接下来，我们写入一个 1 到 tracing_on，它启用了 Ring 缓冲区。这些语法都要求在 1 和 > 符号前后有一个空格；写成像 echo 1> tracing_on 这样将不能工作。一行之后我们禁用它（如果 0 写入到 tracing_on，缓冲区不会被清除并且 ftrace 并不会被禁用）。

我们为什么这样做呢？在两个 echo 命令之间，我们看到了命令 sleep 1。我们启用了缓冲区，运行了这个命令，然后禁用它。
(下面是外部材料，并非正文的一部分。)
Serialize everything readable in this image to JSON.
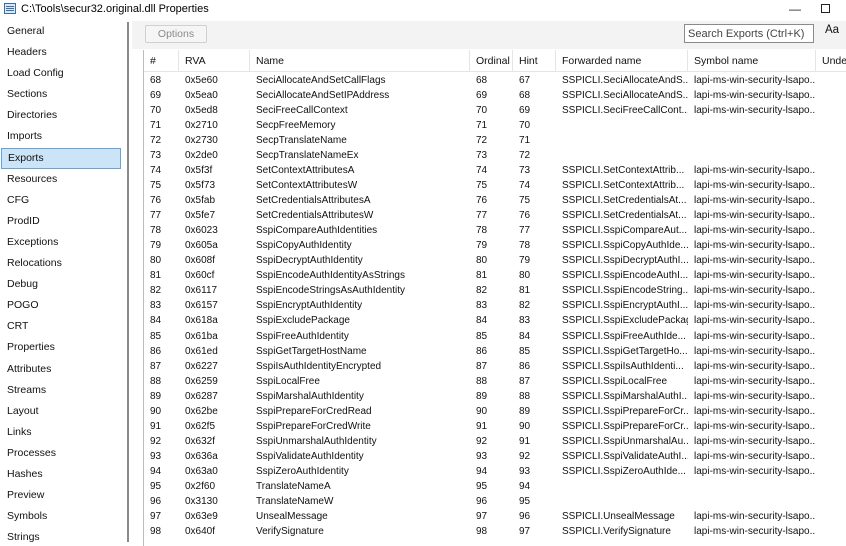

这将使跟踪程序采集了这个命令运行期间发生的所有系统调用的信息。

在脚本的最后一行，我们写了一个在控制台上显示跟踪数据的命令。

一旦脚本运行完成后，我们将看到下列的输出（这里只列出了一个小片断）：

# tracer: function
#
# entries-in-buffer/entries-written: 410125/1236625   #P:8
#
#                                _-----=> irqs-off
#                               / _----=> need-resched
#                              | / _---=> hardirq/softirq
#                              || / _--=> preempt-depth
#                              ||| /     delay
#           TASK-PID     CPU#  ||||   TIMESTAMP  FUNCTION
#              | |         |   ||||      |         |
          <idle>-0       [007] d...  1700.415152: _raw_spin_lock_irqsave <-hrtimer_get_next_event
          <idle>-0       [007] d...  1700.415152: _raw_spin_unlock_irqrestore <-hrtimer_get_next_event
          <idle>-0       [007] d...  1700.415153: timekeeping_max_deferment <-tick_nohz_next_event
          <idle>-0       [007] d...  1700.415153: hrtimer_next_event_without <-tick_nohz_get_sleep_length
          <idle>-0       [007] d...  1700.415153: _raw_spin_lock_irqsave <-hrtimer_next_event_without
          <idle>-0       [007] d...  1700.415154: __hrtimer_next_event_base <-hrtimer_next_event_without
          <idle>-0       [007] d...  1700.415154: __hrtimer_next_event_base <-hrtimer_next_event_without
          <idle>-0       [007] d...  1700.415155: _raw_spin_unlock_irqrestore <-hrtimer_next_event_without
          <idle>-0       [007] d...  1700.415155: nr_iowait_cpu <-menu_select

名词	解释
tracer	trace名称
TASK	进程名称
CPU#	进程所在的cpu
irqs-off	中断是否disable： `‘d’：中断disable； ‘.’：中断没有disable； ‘X’：架构不支持读取该信息`
need-resched	需要调度标志： `‘N’ both TIF_NEED_RESCHED and PREEMPT_NEED_RESCHED is set, ‘n’ only TIF_NEED_RESCHED is set, ‘p’ only PREEMPT_NEED_RESCHED is set, ‘.’ otherwise.`
hardirq/softirq	当前所处中断环境： `‘Z’ - NMI occurred inside a hardirq ‘z’ - NMI is running ‘H’ - hard irq occurred inside a softirq. ‘h’ - hard irq is running ‘s’ - soft irq is running ‘.’ - normal context.`
preempt-depth	表示抢占关闭的嵌套层级
time	时间戳，从latency开始的相对时间
delay	时间间隔大小所处的等级，可以迅速分类出不同的严重程度。 `‘$’ - greater than 1 second ‘@’ - greater than 100 milisecond ‘*’ - greater than 10 milisecond ‘#’ - greater than 1000 microsecond ‘!’ - greater than 100 microsecond ‘+’ - greater than 10 microsecond ‘ ‘ - less than or equal to 10 microsecond.`

ftrace利器之trace-cmd和kernelshark

trace-cmd是设置读取ftrace的命令行工具，kernelshark既可以记录数据，也可以图形化分析结果。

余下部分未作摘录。